Birgün ölüp gideceğiz nasılolsa. Ölmeden bana sunulanları en iyi şekilde kullanmak, sunulmasını istediklerimin peşinden gitmem lazım. E iş hayatı da hayatımın en büyük bölümü olduğu için, keyif alarak yapıyor olmak çok önemli... Severek yapılan işlerin tadı çok farklı, ama bunu uzun uzun yazmaya gerek yok.
Hatırlıyorum da Vito gibi bir köpeğin o kadar yükü vardı ki, hayatının her dakikası problem olabilecek bir köpek. Ama sevgi yok mu, o kadar seviyorum ki onu, herşeyiyle severek ilgileniyor, üzerimde yükü hissetmeden yapıyordum. Bir gün bile şikayet ettiğimi hatırlamıyorum. Severek yaptığım için.
Herkesin sevdiği işle uğraşmasını, sevdikleri ile birlikte olmasını, önünüze sunulan fırsatları iyi değerlendirmenizi, ve en önemlisi şükredebilmenizi diliyorum.
Hepinize iyi haftalar...

11 yorum:

Tanya's dedi ki...

Verdacım..iyiki blogda yazmaya başladın..iyiki seni tanıdık biz..ben kendi adıma kendimi tanımaktan inanılmaz mutluyum..kızım çok özledim..Yas'da gelse keşke...bayılırız hehe

İşi uzun uzun konuşacağız yarın gece..cok meraktayım ama sevdiğin iş olması süper.

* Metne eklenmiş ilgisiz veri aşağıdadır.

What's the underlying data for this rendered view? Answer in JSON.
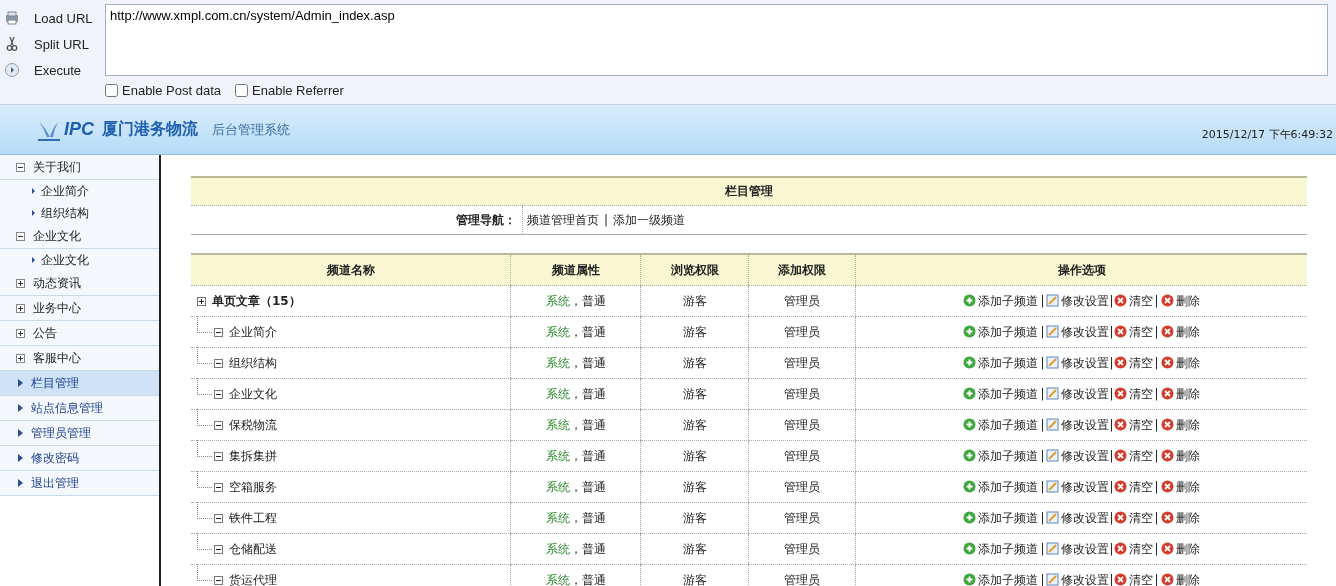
{
  "toolbar": {
    "buttons": [
      {
        "kind": "load",
        "label": "Load URL"
      },
      {
        "kind": "split",
        "label": "Split URL"
      },
      {
        "kind": "execute",
        "label": "Execute"
      }
    ],
    "url": "http://www.xmpl.com.cn/system/Admin_index.asp",
    "options": [
      {
        "label": "Enable Post data",
        "checked": false
      },
      {
        "label": "Enable Referrer",
        "checked": false
      }
    ]
  },
  "header": {
    "logo": "IPC",
    "company": "厦门港务物流",
    "system": "后台管理系统",
    "datetime": "2015/12/17 下午6:49:32"
  },
  "sidebar": {
    "items": [
      {
        "kind": "group",
        "label": "关于我们",
        "expanded": true,
        "selected": false,
        "children": [
          {
            "label": "企业简介",
            "selected": false
          },
          {
            "label": "组织结构",
            "selected": false
          }
        ]
      },
      {
        "kind": "group",
        "label": "企业文化",
        "expanded": true,
        "selected": false,
        "children": [
          {
            "label": "企业文化",
            "selected": false
          }
        ]
      },
      {
        "kind": "group",
        "label": "动态资讯",
        "expanded": false,
        "selected": false
      },
      {
        "kind": "group",
        "label": "业务中心",
        "expanded": false,
        "selected": false
      },
      {
        "kind": "group",
        "label": "公告",
        "expanded": false,
        "selected": false
      },
      {
        "kind": "group",
        "label": "客服中心",
        "expanded": false,
        "selected": false
      },
      {
        "kind": "link",
        "label": "栏目管理",
        "selected": true
      },
      {
        "kind": "link",
        "label": "站点信息管理",
        "selected": false
      },
      {
        "kind": "link",
        "label": "管理员管理",
        "selected": false
      },
      {
        "kind": "link",
        "label": "修改密码",
        "selected": false
      },
      {
        "kind": "link",
        "label": "退出管理",
        "selected": false
      }
    ]
  },
  "panel": {
    "title": "栏目管理",
    "nav_label": "管理导航：",
    "nav_links": [
      {
        "kind": "link",
        "label": "频道管理首页"
      },
      {
        "kind": "separator",
        "label": "|"
      },
      {
        "kind": "link",
        "label": "添加一级频道"
      }
    ]
  },
  "table": {
    "columns": [
      "频道名称",
      "频道属性",
      "浏览权限",
      "添加权限",
      "操作选项"
    ],
    "rows": [
      {
        "name": "单页文章（15）",
        "expanded": false,
        "system": "系统",
        "attribute": "，普通",
        "browse": "游客",
        "add": "管理员",
        "actions": [
          {
            "kind": "add",
            "label": "添加子频道"
          },
          {
            "kind": "separator",
            "label": "|"
          },
          {
            "kind": "edit",
            "label": "修改设置|"
          },
          {
            "kind": "clear",
            "label": "清空"
          },
          {
            "kind": "separator",
            "label": "|"
          },
          {
            "kind": "delete",
            "label": "删除"
          }
        ],
        "children": [
          {
            "name": "企业简介",
            "expanded": true,
            "system": "系统",
            "attribute": "，普通",
            "browse": "游客",
            "add": "管理员",
            "actions": [
              {
                "kind": "add",
                "label": "添加子频道"
              },
              {
                "kind": "separator",
                "label": "|"
              },
              {
                "kind": "edit",
                "label": "修改设置|"
              },
              {
                "kind": "clear",
                "label": "清空"
              },
              {
                "kind": "separator",
                "label": "|"
              },
              {
                "kind": "delete",
                "label": "删除"
              }
            ]
          },
          {
            "name": "组织结构",
            "expanded": true,
            "system": "系统",
            "attribute": "，普通",
            "browse": "游客",
            "add": "管理员",
            "actions": [
              {
                "kind": "add",
                "label": "添加子频道"
              },
              {
                "kind": "separator",
                "label": "|"
              },
              {
                "kind": "edit",
                "label": "修改设置|"
              },
              {
                "kind": "clear",
                "label": "清空"
              },
              {
                "kind": "separator",
                "label": "|"
              },
              {
                "kind": "delete",
                "label": "删除"
              }
            ]
          },
          {
            "name": "企业文化",
            "expanded": true,
            "system": "系统",
            "attribute": "，普通",
            "browse": "游客",
            "add": "管理员",
            "actions": [
              {
                "kind": "add",
                "label": "添加子频道"
              },
              {
                "kind": "separator",
                "label": "|"
              },
              {
                "kind": "edit",
                "label": "修改设置|"
              },
              {
                "kind": "clear",
                "label": "清空"
              },
              {
                "kind": "separator",
                "label": "|"
              },
              {
                "kind": "delete",
                "label": "删除"
              }
            ]
          },
          {
            "name": "保税物流",
            "expanded": true,
            "system": "系统",
            "attribute": "，普通",
            "browse": "游客",
            "add": "管理员",
            "actions": [
              {
                "kind": "add",
                "label": "添加子频道"
              },
              {
                "kind": "separator",
                "label": "|"
              },
              {
                "kind": "edit",
                "label": "修改设置|"
              },
              {
                "kind": "clear",
                "label": "清空"
              },
              {
                "kind": "separator",
                "label": "|"
              },
              {
                "kind": "delete",
                "label": "删除"
              }
            ]
          },
          {
            "name": "集拆集拼",
            "expanded": true,
            "system": "系统",
            "attribute": "，普通",
            "browse": "游客",
            "add": "管理员",
            "actions": [
              {
                "kind": "add",
                "label": "添加子频道"
              },
              {
                "kind": "separator",
                "label": "|"
              },
              {
                "kind": "edit",
                "label": "修改设置|"
              },
              {
                "kind": "clear",
                "label": "清空"
              },
              {
                "kind": "separator",
                "label": "|"
              },
              {
                "kind": "delete",
                "label": "删除"
              }
            ]
          },
          {
            "name": "空箱服务",
            "expanded": true,
            "system": "系统",
            "attribute": "，普通",
            "browse": "游客",
            "add": "管理员",
            "actions": [
              {
                "kind": "add",
                "label": "添加子频道"
              },
              {
                "kind": "separator",
                "label": "|"
              },
              {
                "kind": "edit",
                "label": "修改设置|"
              },
              {
                "kind": "clear",
                "label": "清空"
              },
              {
                "kind": "separator",
                "label": "|"
              },
              {
                "kind": "delete",
                "label": "删除"
              }
            ]
          },
          {
            "name": "铁件工程",
            "expanded": true,
            "system": "系统",
            "attribute": "，普通",
            "browse": "游客",
            "add": "管理员",
            "actions": [
              {
                "kind": "add",
                "label": "添加子频道"
              },
              {
                "kind": "separator",
                "label": "|"
              },
              {
                "kind": "edit",
                "label": "修改设置|"
              },
              {
                "kind": "clear",
                "label": "清空"
              },
              {
                "kind": "separator",
                "label": "|"
              },
              {
                "kind": "delete",
                "label": "删除"
              }
            ]
          },
          {
            "name": "仓储配送",
            "expanded": true,
            "system": "系统",
            "attribute": "，普通",
            "browse": "游客",
            "add": "管理员",
            "actions": [
              {
                "kind": "add",
                "label": "添加子频道"
              },
              {
                "kind": "separator",
                "label": "|"
              },
              {
                "kind": "edit",
                "label": "修改设置|"
              },
              {
                "kind": "clear",
                "label": "清空"
              },
              {
                "kind": "separator",
                "label": "|"
              },
              {
                "kind": "delete",
                "label": "删除"
              }
            ]
          },
          {
            "name": "货运代理",
            "expanded": true,
            "system": "系统",
            "attribute": "，普通",
            "browse": "游客",
            "add": "管理员",
            "actions": [
              {
                "kind": "add",
                "label": "添加子频道"
              },
              {
                "kind": "separator",
                "label": "|"
              },
              {
                "kind": "edit",
                "label": "修改设置|"
              },
              {
                "kind": "clear",
                "label": "清空"
              },
              {
                "kind": "separator",
                "label": "|"
              },
              {
                "kind": "delete",
                "label": "删除"
              }
            ]
          }
        ]
      }
    ]
  }
}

Bide bende Bono'yu cok seviyorum ve çok özlüyorum..

Tanya's dedi ki...

Şşştt bide Bistro 33 dedim ben sağda solda bi blodga..kendiminkinde mi yoksa...hahayt şaşkın ben.

Verda dedi ki...

Bistro 33 e geliyorum o zaman...

Yarın akşam bistroda görüşmek üzereeeeeeeee

Oley!

Sebnem'den dedi ki...

yarın akşam gelmeyen ne olsun???
yaşasın sonunda buluşuyoruz..heyecanlıyım.konuşacak çok şey var...

Adsız dedi ki...

AMEN.

Verda dedi ki...

Ben akşam biraz geç çıkıyorum, eve uğrayamadan direk gelirim. Alo diyeceğim yoldan. Bilginizeeee...

İsimsiz; amen hakkaten, üzüldük Heath'e!

Aslı Cin dedi ki...

Evet iyi ki yazmaya başladın :)

Verda dedi ki...

Di mi ama aslı?

Tanya's dedi ki...

Verda..noluyo..tamam özlem de giderdik..çok özlemişiz..pekte yakışmısız hep birlikte birbirimize ve fakat yazı noldu?

Verda dedi ki...

Tanya,

Kusura bakma canım, ne yazısı? Unuttum yazı mı yazacaktım? Neyle ilgili - ve fakat neler oluyor?

Tanya's dedi ki...

Ahaha Verdacım...gülmekten düştüm yine..bloga yazı şekerim..bloga daha sık yazı..hehe..heyhayt sen nelere kadirsin.